Demonstrators waving Canadian flags and sporting signs bearing messages of freedom arrived on the bridge on Monday afternoon. 

The Ontario Provincial Police (OPP) in Essex County issued a press release on Monday evening stating that as of 8 p.m. the bridge was “not accessible” in either direction. The OPP cautioned drivers to avoid the area if possible and advised those needing to cross the border to use the Blue Water Bridge in Sarnia, Ontario, roughly 96 miles (155 kilometers) northeast of the crossing. 

The Canada Border Services Agency (CBSA) told drivers on Monday afternoon to cross into Detroit using a tunnel located less than 2 miles east of the bridge and recommended commercial vehicles to reroute to the Blue Water Bridge in Sarnia. 

In a statement the CBSA said, “The CBSA recognizes border disruptions affect both travelers and industry and we are working to restore normal border operations at this port of entry as quickly as possible.”

Detroit officials said the Ambassador bridge was closed at about 8 p.m., stranding thousands of truckers on Detroit roads, according to Fox 2 Detroit.  

One trucker who was not participating in the protest and who was caught up in the fray told Fox News, “Can’t get upset. I’m not the only guy stuck out here. Fortunately, I do have a sleeper cabin.

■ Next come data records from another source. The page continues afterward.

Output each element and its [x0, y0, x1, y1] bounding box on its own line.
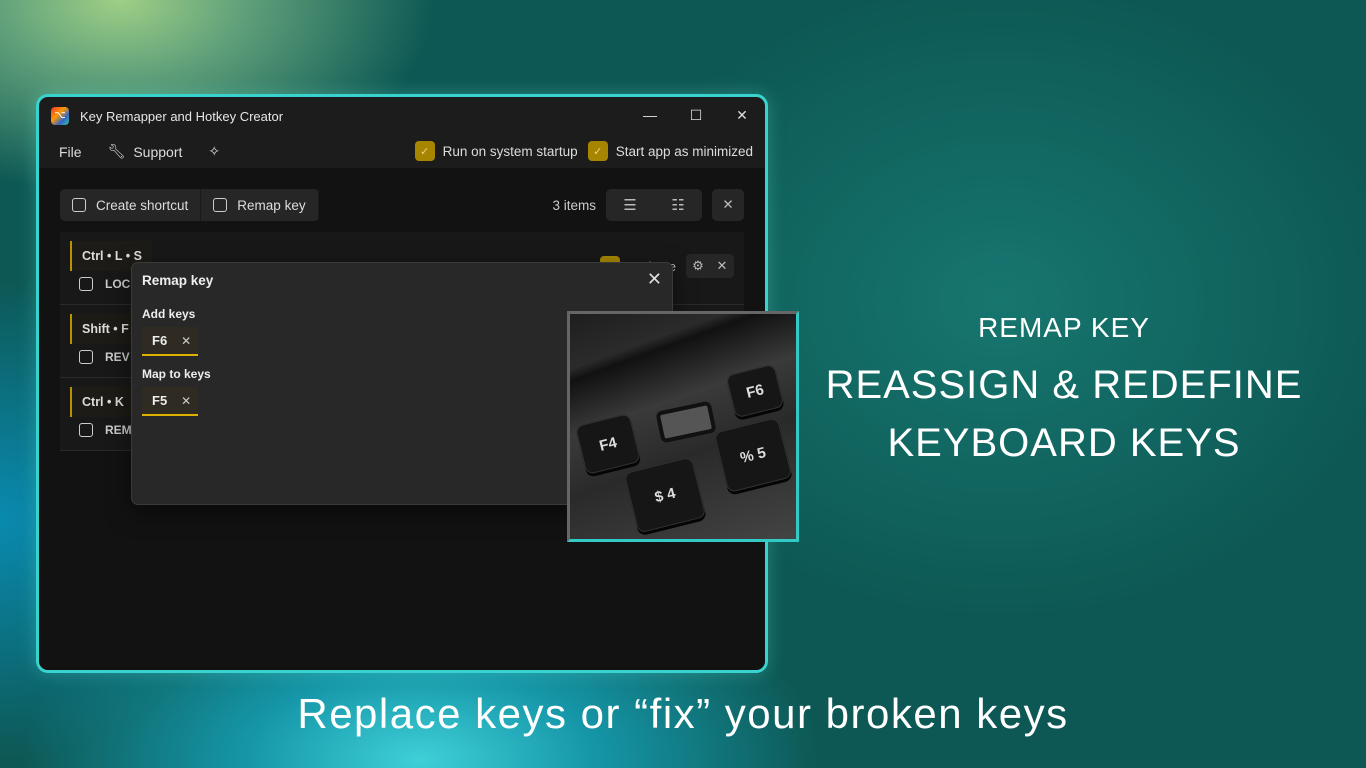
- action-icon: [79, 350, 93, 364]
- action-label: REV: [105, 350, 130, 364]
- key-symbol: %: [738, 446, 756, 467]
- toolbar: Create shortcut Remap key: [60, 189, 319, 221]
- check-icon: ✓: [587, 141, 608, 161]
- key-number: 4: [664, 484, 678, 503]
- minimize-button[interactable]: —: [627, 97, 673, 133]
- action-label: REM: [105, 423, 132, 437]
- keyboard-icon: [213, 198, 228, 212]
- key-number: 5: [755, 443, 768, 463]
- keyboard-icon: [79, 423, 93, 437]
- start-minimized-checkbox[interactable]: ✓ Start app as minimized: [587, 141, 753, 161]
- item-count: 3 items: [552, 197, 596, 213]
- maximize-button[interactable]: ☐: [673, 97, 719, 133]
- theme-button[interactable]: ✧: [208, 143, 220, 160]
- check-icon: ✓: [414, 141, 435, 161]
- key-symbol: $: [652, 487, 666, 506]
- key-combo: Ctrl • K: [70, 387, 134, 417]
- menu-bar: File 🔧︎ Support ✧ ✓ Run on system startup …: [39, 135, 765, 168]
- create-shortcut-button[interactable]: Create shortcut: [60, 189, 202, 221]
- delete-icon[interactable]: ✕: [710, 254, 734, 278]
- close-button[interactable]: ✕: [719, 97, 765, 133]
- run-on-startup-label: Run on system startup: [442, 143, 578, 159]
- start-minimized-label: Start app as minimized: [615, 143, 753, 159]
- key-label: F6: [152, 333, 168, 348]
- missing-key-socket: [655, 400, 717, 444]
- action-icon: [79, 277, 93, 291]
- headline-line-2: KEYBOARD KEYS: [887, 421, 1241, 465]
- action-label: LOC: [105, 277, 131, 291]
- title-bar: ⌥ Key Remapper and Hotkey Creator — ☐ ✕: [39, 97, 765, 135]
- remap-key-label: Remap key: [237, 197, 306, 213]
- map-key-chip[interactable]: F5 ✕: [142, 387, 198, 416]
- wrench-icon: 🔧︎: [107, 143, 126, 159]
- key-combo: Shift • F: [70, 314, 139, 344]
- add-keys-label: Add keys: [142, 307, 196, 321]
- map-keys-label: Map to keys: [142, 367, 211, 381]
- photo-key: F4: [574, 412, 642, 476]
- dialog-title: Remap key: [142, 273, 214, 288]
- menu-file[interactable]: File: [59, 144, 82, 160]
- key-label: F5: [152, 393, 168, 408]
- checklist-icon[interactable]: ☷: [654, 189, 702, 221]
- remove-icon[interactable]: ✕: [181, 394, 191, 408]
- window-title: Key Remapper and Hotkey Creator: [80, 108, 284, 124]
- photo-key: F6: [725, 363, 785, 419]
- menu-support[interactable]: 🔧︎ Support: [108, 143, 183, 160]
- shortcut-icon: [72, 198, 86, 212]
- headline-small: REMAP KEY: [978, 312, 1150, 343]
- headline-line-1: REASSIGN & REDEFINE: [825, 363, 1303, 407]
- app-logo-icon: ⌥: [51, 107, 69, 125]
- dialog-close-button[interactable]: ✕: [647, 269, 662, 290]
- menu-support-label: Support: [133, 143, 183, 160]
- footer-tagline: Replace keys or “fix” your broken keys: [297, 690, 1069, 737]
- headline: REASSIGN & REDEFINE KEYBOARD KEYS: [824, 356, 1304, 472]
- broken-keyboard-photo: F4 F6 $ 4 % 5: [567, 311, 799, 542]
- create-shortcut-label: Create shortcut: [96, 197, 189, 213]
- remap-key-button[interactable]: Remap key: [201, 189, 319, 221]
- remove-icon[interactable]: ✕: [181, 334, 191, 348]
- run-on-startup-checkbox[interactable]: ✓ Run on system startup: [414, 141, 578, 161]
- photo-key: $ 4: [623, 456, 707, 534]
- sparkle-hand-icon: ✧: [208, 143, 221, 159]
- clear-button[interactable]: ✕: [712, 189, 744, 221]
- gear-icon[interactable]: ⚙: [686, 254, 710, 278]
- photo-key: % 5: [713, 416, 793, 494]
- align-list-icon[interactable]: ☰: [606, 189, 654, 221]
- add-key-chip[interactable]: F6 ✕: [142, 327, 198, 356]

I feel bad for those drivers that don’t have that option.”

Officials in Michigan are advising commercial trucks to head to the Blue Water Bridge as well. 

Business leaders are concerned that the blockade will have a detrimental effect on the supply chain. 

Chuck Lippstreu, president of the Michigan Agri-Business Association, told The Detroit News, “Any delay or disruption in the supply chain creates problems, not just for agriculture but the state economy.”

The Windsor police are reporting that U.S. bound traffic is now moving as of Tuesday morning and that the bridge can be accessed from the Wyandotte St. West entrance.